22. The method of claim 21,
The apparatus comprises:
A second audio activity detector configured to generate a second audio activity detection signal based on a relationship between the second audio signal and the third audio signal,
And the voice activity detection signal is based on the second voice activity detection signal.

26. The method of claim 25,
Wherein the speech estimator is configured to suppress, from the spatially selective processed signal, the sound produced by the source in front of the user.

22. The method of claim 21,
Wherein the voice activity detector is configured to calculate a relationship between a time domain version of the first audio signal and a time domain version of the second audio signal.

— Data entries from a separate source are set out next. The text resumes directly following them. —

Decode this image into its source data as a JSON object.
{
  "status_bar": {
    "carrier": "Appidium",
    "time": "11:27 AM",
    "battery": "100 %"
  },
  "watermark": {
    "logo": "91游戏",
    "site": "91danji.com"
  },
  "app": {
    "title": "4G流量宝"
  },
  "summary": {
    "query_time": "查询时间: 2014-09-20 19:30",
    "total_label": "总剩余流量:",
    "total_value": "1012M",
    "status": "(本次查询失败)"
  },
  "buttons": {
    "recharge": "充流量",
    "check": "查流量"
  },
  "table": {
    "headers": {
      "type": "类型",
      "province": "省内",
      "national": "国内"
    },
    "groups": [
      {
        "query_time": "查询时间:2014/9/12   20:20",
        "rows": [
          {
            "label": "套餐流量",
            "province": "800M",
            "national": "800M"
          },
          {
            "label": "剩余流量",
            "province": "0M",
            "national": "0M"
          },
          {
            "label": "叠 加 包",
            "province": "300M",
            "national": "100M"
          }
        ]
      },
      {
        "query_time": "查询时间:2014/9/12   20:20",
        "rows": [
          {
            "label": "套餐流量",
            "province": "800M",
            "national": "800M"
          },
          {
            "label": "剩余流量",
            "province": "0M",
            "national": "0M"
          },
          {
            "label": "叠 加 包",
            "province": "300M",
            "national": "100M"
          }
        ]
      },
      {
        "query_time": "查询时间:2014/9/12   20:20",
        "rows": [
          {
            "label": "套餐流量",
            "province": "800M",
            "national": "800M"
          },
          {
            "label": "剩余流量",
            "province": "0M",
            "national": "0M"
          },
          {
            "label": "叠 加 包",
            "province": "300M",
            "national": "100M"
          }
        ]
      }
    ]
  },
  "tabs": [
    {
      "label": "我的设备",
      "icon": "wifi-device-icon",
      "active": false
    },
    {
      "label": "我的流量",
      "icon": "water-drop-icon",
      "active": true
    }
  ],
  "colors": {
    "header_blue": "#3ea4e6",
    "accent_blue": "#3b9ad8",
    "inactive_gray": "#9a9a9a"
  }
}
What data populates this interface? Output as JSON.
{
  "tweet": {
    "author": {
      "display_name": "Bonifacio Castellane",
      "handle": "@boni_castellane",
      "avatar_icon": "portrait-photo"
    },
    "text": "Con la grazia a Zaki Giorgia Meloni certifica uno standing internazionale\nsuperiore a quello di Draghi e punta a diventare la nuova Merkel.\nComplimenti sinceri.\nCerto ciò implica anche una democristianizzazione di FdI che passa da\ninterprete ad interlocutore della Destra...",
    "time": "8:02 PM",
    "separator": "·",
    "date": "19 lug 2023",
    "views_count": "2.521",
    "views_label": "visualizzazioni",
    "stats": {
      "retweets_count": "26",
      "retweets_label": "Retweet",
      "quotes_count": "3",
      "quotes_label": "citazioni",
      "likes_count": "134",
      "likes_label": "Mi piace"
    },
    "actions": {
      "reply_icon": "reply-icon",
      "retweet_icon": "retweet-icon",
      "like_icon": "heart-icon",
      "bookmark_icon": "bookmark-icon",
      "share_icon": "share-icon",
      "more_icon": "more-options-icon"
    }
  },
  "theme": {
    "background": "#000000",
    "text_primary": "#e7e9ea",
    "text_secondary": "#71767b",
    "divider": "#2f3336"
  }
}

22. The method of claim 21,
The apparatus includes a processor and a computer-readable medium including instructions,
Wherein the instructions cause the processor to implement each of the means for generating the voice activity detection signal, the means for using spatial information, and the means for applying the voice activity detection signal, when executed by the processor, .

29. The method according to any one of claims 21 to 28,
Wherein the voice activity detector is configured to calculate a cross-correlation between the first audio signal and the second audio signal in the time domain and over a range of delays.

30. The method of claim 29,
Calculating the cross-correlation between the first audio signal and the second audio signal over a range of delays includes calculating a cross-correlation value at a zero delay and calculating a cross-correlation value at a delay other than zero , And
Wherein the voice activity detector is configured to generate the voice activity detection signal indicating that the user is speaking when the cross-correlation value at the zero delay is greater than the cross-correlation value at another delay.

29. The method according to any one of claims 21 to 28,
Wherein the voice activity detection detector is configured to change the state of the voice activity detection signal over time to indicate whether the user is speaking or not.